I am the angry kid. You all know the one. The boy who just needs a hug. I am the boy who people can look at and categorize in an instant. They can read my unfortunate, dull, and typically atypical past stamped across my face in my expression and written in the cut of my clothes.

Occasionally that label comes in handy, when those kind hugs from nice girls turn into kisses which end up in tangled sheets in the bedroom and tears when my poor damaged self still can't turn into another invisible kid who's happy enough to ignore, but I don't do the same chick twice because that leads to expectations I could care less about.
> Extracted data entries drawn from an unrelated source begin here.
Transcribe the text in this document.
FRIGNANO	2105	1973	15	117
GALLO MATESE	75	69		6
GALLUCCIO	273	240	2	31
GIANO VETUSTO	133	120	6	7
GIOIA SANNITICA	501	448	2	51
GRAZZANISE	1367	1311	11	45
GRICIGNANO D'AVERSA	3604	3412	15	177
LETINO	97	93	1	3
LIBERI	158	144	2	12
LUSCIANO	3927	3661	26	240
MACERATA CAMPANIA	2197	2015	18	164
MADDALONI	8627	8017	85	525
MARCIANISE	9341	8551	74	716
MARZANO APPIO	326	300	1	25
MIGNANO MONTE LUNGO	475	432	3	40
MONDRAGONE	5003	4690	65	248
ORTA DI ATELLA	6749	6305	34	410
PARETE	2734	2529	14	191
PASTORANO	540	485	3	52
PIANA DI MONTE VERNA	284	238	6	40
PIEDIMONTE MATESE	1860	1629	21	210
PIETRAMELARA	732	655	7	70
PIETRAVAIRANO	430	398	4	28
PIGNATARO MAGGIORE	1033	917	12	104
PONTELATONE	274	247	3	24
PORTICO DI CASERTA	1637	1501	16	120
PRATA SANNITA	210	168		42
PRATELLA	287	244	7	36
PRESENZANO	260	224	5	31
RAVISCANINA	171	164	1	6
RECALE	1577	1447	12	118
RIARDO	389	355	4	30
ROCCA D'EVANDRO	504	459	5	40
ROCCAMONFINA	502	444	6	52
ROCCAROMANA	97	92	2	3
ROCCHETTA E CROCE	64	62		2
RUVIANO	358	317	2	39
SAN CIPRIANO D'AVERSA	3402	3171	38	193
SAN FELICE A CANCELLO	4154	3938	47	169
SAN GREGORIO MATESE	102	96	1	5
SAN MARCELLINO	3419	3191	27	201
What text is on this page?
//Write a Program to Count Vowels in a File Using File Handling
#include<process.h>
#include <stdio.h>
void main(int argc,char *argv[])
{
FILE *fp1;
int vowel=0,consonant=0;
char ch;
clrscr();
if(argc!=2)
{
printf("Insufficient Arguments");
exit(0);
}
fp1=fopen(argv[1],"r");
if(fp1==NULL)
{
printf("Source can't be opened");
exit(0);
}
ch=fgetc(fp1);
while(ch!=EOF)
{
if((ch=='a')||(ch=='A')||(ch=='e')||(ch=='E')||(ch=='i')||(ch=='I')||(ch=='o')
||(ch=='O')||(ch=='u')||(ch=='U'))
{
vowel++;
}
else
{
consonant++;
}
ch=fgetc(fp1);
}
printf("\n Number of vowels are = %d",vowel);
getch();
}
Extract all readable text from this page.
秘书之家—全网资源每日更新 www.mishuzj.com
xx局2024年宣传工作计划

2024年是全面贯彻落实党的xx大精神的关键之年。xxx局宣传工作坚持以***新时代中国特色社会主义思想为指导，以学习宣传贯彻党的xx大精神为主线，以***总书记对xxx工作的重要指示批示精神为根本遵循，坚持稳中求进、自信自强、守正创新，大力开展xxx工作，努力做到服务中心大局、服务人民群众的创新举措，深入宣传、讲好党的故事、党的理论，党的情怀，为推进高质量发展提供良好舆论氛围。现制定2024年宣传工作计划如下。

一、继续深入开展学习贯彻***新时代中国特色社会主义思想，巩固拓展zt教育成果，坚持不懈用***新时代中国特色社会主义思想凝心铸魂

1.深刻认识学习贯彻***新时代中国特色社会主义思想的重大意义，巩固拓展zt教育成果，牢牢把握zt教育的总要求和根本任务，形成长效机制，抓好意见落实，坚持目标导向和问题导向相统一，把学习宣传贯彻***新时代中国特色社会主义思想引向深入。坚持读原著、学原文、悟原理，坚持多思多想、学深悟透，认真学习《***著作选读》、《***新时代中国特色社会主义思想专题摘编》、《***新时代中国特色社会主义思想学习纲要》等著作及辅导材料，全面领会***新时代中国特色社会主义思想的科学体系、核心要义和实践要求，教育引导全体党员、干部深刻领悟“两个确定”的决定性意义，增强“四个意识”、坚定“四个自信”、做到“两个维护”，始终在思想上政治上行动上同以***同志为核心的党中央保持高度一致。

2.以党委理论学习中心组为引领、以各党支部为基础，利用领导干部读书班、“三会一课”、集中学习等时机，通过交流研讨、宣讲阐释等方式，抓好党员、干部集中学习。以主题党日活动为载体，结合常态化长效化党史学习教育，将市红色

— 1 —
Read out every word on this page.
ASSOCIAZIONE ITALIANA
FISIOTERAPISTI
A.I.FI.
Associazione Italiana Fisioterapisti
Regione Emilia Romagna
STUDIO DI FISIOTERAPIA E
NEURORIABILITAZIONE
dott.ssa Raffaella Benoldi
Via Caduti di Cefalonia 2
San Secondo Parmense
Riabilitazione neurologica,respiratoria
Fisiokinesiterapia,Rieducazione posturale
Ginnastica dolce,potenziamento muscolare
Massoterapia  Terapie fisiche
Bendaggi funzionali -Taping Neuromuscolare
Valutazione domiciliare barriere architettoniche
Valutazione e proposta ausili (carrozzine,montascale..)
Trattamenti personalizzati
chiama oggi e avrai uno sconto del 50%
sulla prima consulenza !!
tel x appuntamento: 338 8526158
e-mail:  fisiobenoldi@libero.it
Sarah from the girls' soccer team was one of those girls. She told me all about her parental issues over dinner, screamed like a banshee in bed, and then threw her coffee in my face the next morning when I told her she was kind of fat and laughed.

Now she's dating Mike the damaged Theater kid, and rumor has it that she cheated on him with her math tutor Josh.

Lately, I feel a bit empty watching it all. Everyone tries to shove everyone else into the crowd so they can shine just that much brighter. Yesterday, Dave the Art Kid told me to change something. Maybe his words aren't as useless as I first thought.

Today, all of their lights are about to be eclipsed by mine. The gun in my backpack will ensure that I keep shining long after the smoke settles.

It's kinda funny that I still won't change anything for real.